Schuyler is my hero. I think I might have mentioned that before. It’s a nice gig, being my hero’s parent. I’d recommend it to anyone. But there are times, every so often, when hero worship and parenting don’t necessarily click together the way they should. A lot of times, actually. Sometimes I’m shocked that I do as well as I do. Some days you look and you say “My kid is still alive, she ate some actual food and didn’t join a gang or end up on the news. I’ll take that.”
We had a conversation with one of Schuyler’s teachers that uncovered a truth you don’t hear about much, either from disability self-advocates or parents. Sometimes, she admits, Schuyler allows her disability and the natural sympathy that good people feel for her to get her out of doing things in school. I have worked so hard to advocate on her behalf. Sometimes it feels like everything I do is for her, professionally and personally, as a father and a writer and an advocate. But in doing so, as parents, have we helped create a situation where Schuyler can get by without making a good effort. Well, yeah. I suppose so.
A realistic portrait of Schuyler would have to reflect that she’s a good kid. She’s a great kid, even. She’s unlike anyone I’ve ever known, and being her father, even imperfectly, is the greatest privilege of my life. But Schuyler gets frustrated by the roadblocks her little monster throws in her path, obstacles that challenge her in ways that her classmates don’t experience. When that happens, she gets epically tripped up by her frustrations, and she sometimes makes some regrettable choices.
That’s not something terribly concerning, I guess. She’s fifteen, after all. When I was her age, I was making choices far, far worse than hers. But as her father, Schuyler’s questionable choices can be scary, because in a few short years, she’ll legally be an adult. And she simply isn’t ready for that.
Schuyler’s choices are becoming more daunting. Her classmates are making rotten choices, too, and should she choose to follow some of their paths, I think she stands to be more damaged as a result than her neurotypical peers. She keeps asking about driving, and while her seizures may allow us to punt the situation down the road a bit, it’s not the only reason. She’s just not ready, and I don’t know if she ever will be. That’s a hard truth to face.

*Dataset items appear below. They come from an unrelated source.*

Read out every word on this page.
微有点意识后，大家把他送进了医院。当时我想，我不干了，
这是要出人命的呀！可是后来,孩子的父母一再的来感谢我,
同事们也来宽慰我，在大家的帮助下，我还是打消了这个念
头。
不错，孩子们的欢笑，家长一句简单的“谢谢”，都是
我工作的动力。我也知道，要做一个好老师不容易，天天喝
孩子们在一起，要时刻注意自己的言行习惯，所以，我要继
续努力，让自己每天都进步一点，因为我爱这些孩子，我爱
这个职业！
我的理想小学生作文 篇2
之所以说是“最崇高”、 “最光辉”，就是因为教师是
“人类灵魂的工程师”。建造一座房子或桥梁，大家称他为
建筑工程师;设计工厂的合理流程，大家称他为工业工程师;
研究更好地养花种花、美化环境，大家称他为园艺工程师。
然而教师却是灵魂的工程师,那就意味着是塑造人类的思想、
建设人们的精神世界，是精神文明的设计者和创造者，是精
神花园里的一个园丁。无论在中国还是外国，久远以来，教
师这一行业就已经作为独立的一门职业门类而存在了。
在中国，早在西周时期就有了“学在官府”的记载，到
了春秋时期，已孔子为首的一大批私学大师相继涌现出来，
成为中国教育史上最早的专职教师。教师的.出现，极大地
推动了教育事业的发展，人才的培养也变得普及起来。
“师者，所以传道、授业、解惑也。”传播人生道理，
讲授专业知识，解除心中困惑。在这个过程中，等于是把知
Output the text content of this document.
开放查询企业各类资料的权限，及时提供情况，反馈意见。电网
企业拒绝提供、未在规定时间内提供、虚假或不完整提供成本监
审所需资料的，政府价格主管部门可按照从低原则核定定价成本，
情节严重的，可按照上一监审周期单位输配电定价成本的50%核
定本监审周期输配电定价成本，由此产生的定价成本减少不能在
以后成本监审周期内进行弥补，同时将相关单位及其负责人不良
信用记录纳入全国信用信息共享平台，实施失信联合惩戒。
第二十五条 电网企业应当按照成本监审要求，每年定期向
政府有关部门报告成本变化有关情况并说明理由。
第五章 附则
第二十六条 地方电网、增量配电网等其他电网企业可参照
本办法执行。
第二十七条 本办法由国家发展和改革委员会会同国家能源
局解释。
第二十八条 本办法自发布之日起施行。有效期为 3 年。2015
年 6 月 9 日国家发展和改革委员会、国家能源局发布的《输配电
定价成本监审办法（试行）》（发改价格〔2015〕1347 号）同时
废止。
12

(I should pause at this point to let you know that Schuyler knows I’m writing about this and has given her permission to talk about it.)
Schuyler has a new assistant band director at school, a young teacher who replaced the one with whom she had so many conflicts last year. (He retired, incidentally; we didn’t hire ninja assassins or anything like that.) After having a conversation with her that looked very much like this blog post, we all agreed that Schuyler will benefit from some redirection, and perhaps a little tough love.
Schuyler has forgotten much of what she learned in middle school. High school doesn’t present as many opportunities for personal instruction, and she also has to contend with some long-term memory retention problems as a result of her polymicrogyria. As a result, she needs to understand that if she’s going to make it in this world, she’ll need to work harder than everyone else, not coast on the sympathies of a kind world. Because the world isn’t that kind.
My little girl has had a lot to overcome in her life, and a lot of antagonists to face. Much of the time, however, her most daunting foe is herself. Her insecurity, her fear, her frustration, her occasional laziness, and her misunderstanding that if she plays her cards right, the world will feel bad for her and smooth the way.
So we adjust. We redirect, we refocus on the tasks involved in building a smarter, more independent and self-actualized Schuyler, and we try again. We team up with teachers to hold her more accountable, we shut some of the doors that she’s come to believe are available to her, and we direct her towards smarter, better choices.
Anyway. My kid is still alive, she’s eating food that’s at least marginally nutritious, and she’s not setting police cars on fire or building a meth lab. I’d like partial credit.